Parigi, agli sgoccioli del diciannovesimo secolo. All’interno di un’elegante maison close, dodici giovani prostitute vivono la loro vita circoscritta, separate dal mondo che le attornia, senza diretti contatti con la realtà, se non quelli, abituali e spesso turbolenti, con i clienti dell’alta borghesia parigina che le frequentano, tra amori e timori, passioni e tensioni, infinite angosce e flebili speranze. Gestite da una mère maquerelle, Marie-France, interessata più ai convenevoli e al mantenimento economico della casa che alle loro debolezze e alle loro fragilità quotidiane, continuano per inerzia a svolgere il loro mestiere, fino a quando un fatto tragico capitato alla più passionale fra le dodici, non getta un’ombra di terrore nei meandri della discreta maison, sconvolgendo definitivamente le loro vite.

Dopo la non felicissima esperienza di De la guerre datata 2008, il francese Bertrand Bonello torna a trattare il tema della sensualità con un dramma malinconico, presentato a maggio alla 64esima edizione del Festival di Cannes, interamente girato all’interno di una casa di tolleranza di fine ‘800 (se si esclude la brevissima escursione en plein air posta a metà film), prolungando la sua incessante riflessione sul corpo femminile e le sue forme, la frustrante reclusione e l’auspicata libertà.

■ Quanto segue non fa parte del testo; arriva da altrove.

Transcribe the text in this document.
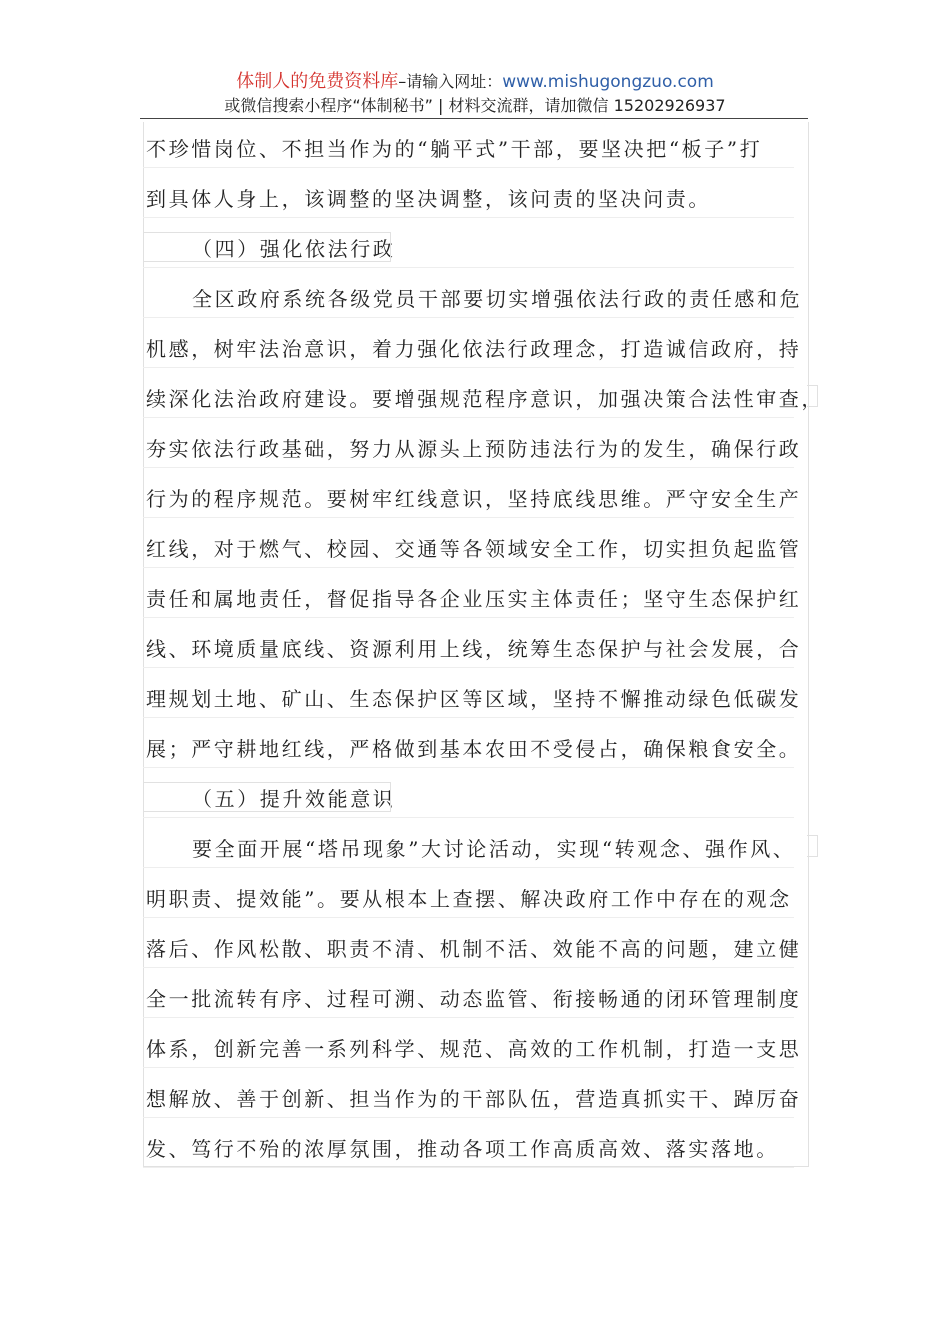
体制人的免费资料库–请输入网址：www.mishugongzuo.com
或微信搜索小程序“体制秘书” | 材料交流群，请加微信 15202926937
不珍惜岗位、不担当作为的“躺平式”干部，要坚决把“板子”打
到具体人身上，该调整的坚决调整，该问责的坚决问责。
（四）强化依法行政
全区政府系统各级党员干部要切实增强依法行政的责任感和危
机感，树牢法治意识，着力强化依法行政理念，打造诚信政府，持
续深化法治政府建设。要增强规范程序意识，加强决策合法性审查，
夯实依法行政基础，努力从源头上预防违法行为的发生，确保行政
行为的程序规范。要树牢红线意识，坚持底线思维。严守安全生产
红线，对于燃气、校园、交通等各领域安全工作，切实担负起监管
责任和属地责任，督促指导各企业压实主体责任；坚守生态保护红
线、环境质量底线、资源利用上线，统筹生态保护与社会发展，合
理规划土地、矿山、生态保护区等区域，坚持不懈推动绿色低碳发
展；严守耕地红线，严格做到基本农田不受侵占，确保粮食安全。
（五）提升效能意识
要全面开展“塔吊现象”大讨论活动，实现“转观念、强作风、
明职责、提效能”。要从根本上查摆、解决政府工作中存在的观念
落后、作风松散、职责不清、机制不活、效能不高的问题，建立健
全一批流转有序、过程可溯、动态监管、衔接畅通的闭环管理制度
体系，创新完善一系列科学、规范、高效的工作机制，打造一支思
想解放、善于创新、担当作为的干部队伍，营造真抓实干、踔厉奋
发、笃行不殆的浓厚氛围，推动各项工作高质高效、落实落地。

Le dodici protagoniste, tutte fini ed equilibrate nell’interpretazione, tra le quali la nostra Jasmine Trinca, vengono messe a nudo, in ogni senso, dall’œil di Bonello, capace di metterne in risalto le contraddizioni caratteriali e le diverse visioni della vita, dall’approccio al lavoro al rapporto personale con i clienti, sfuggendo al facile rischio di dedicarsi unicamente alle loro grazie estetiche.

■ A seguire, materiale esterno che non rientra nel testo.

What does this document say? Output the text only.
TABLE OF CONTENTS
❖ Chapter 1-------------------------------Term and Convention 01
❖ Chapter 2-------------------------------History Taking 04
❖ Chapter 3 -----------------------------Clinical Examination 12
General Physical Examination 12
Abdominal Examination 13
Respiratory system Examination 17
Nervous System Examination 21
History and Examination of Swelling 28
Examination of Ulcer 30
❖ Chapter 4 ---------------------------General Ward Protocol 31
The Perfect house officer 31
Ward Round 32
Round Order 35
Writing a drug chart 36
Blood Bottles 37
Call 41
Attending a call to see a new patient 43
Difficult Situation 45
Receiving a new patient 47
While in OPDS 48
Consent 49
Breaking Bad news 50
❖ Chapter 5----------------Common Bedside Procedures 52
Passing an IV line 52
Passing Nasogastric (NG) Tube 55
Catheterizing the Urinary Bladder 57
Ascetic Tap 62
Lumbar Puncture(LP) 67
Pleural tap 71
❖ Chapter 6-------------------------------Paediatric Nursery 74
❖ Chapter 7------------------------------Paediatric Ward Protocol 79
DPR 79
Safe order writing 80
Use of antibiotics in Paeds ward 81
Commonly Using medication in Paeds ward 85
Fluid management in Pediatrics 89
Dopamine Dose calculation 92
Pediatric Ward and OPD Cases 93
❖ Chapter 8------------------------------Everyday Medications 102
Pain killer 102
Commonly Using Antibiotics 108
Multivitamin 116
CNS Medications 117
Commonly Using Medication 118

Anzi. Bonello ce le mostra con pudore e misurato distacco, senza mai cadere nel banale né tanto meno nel porno-chic, seguendole con cortesia nei loro va-et-vient, dall’opulento salotto tutto quadri e champagne per accogliere i clienti, all’intimità nascosta delle sale da letto. Maisons nella maison, per un affresco raffinato dal gusto belle époque.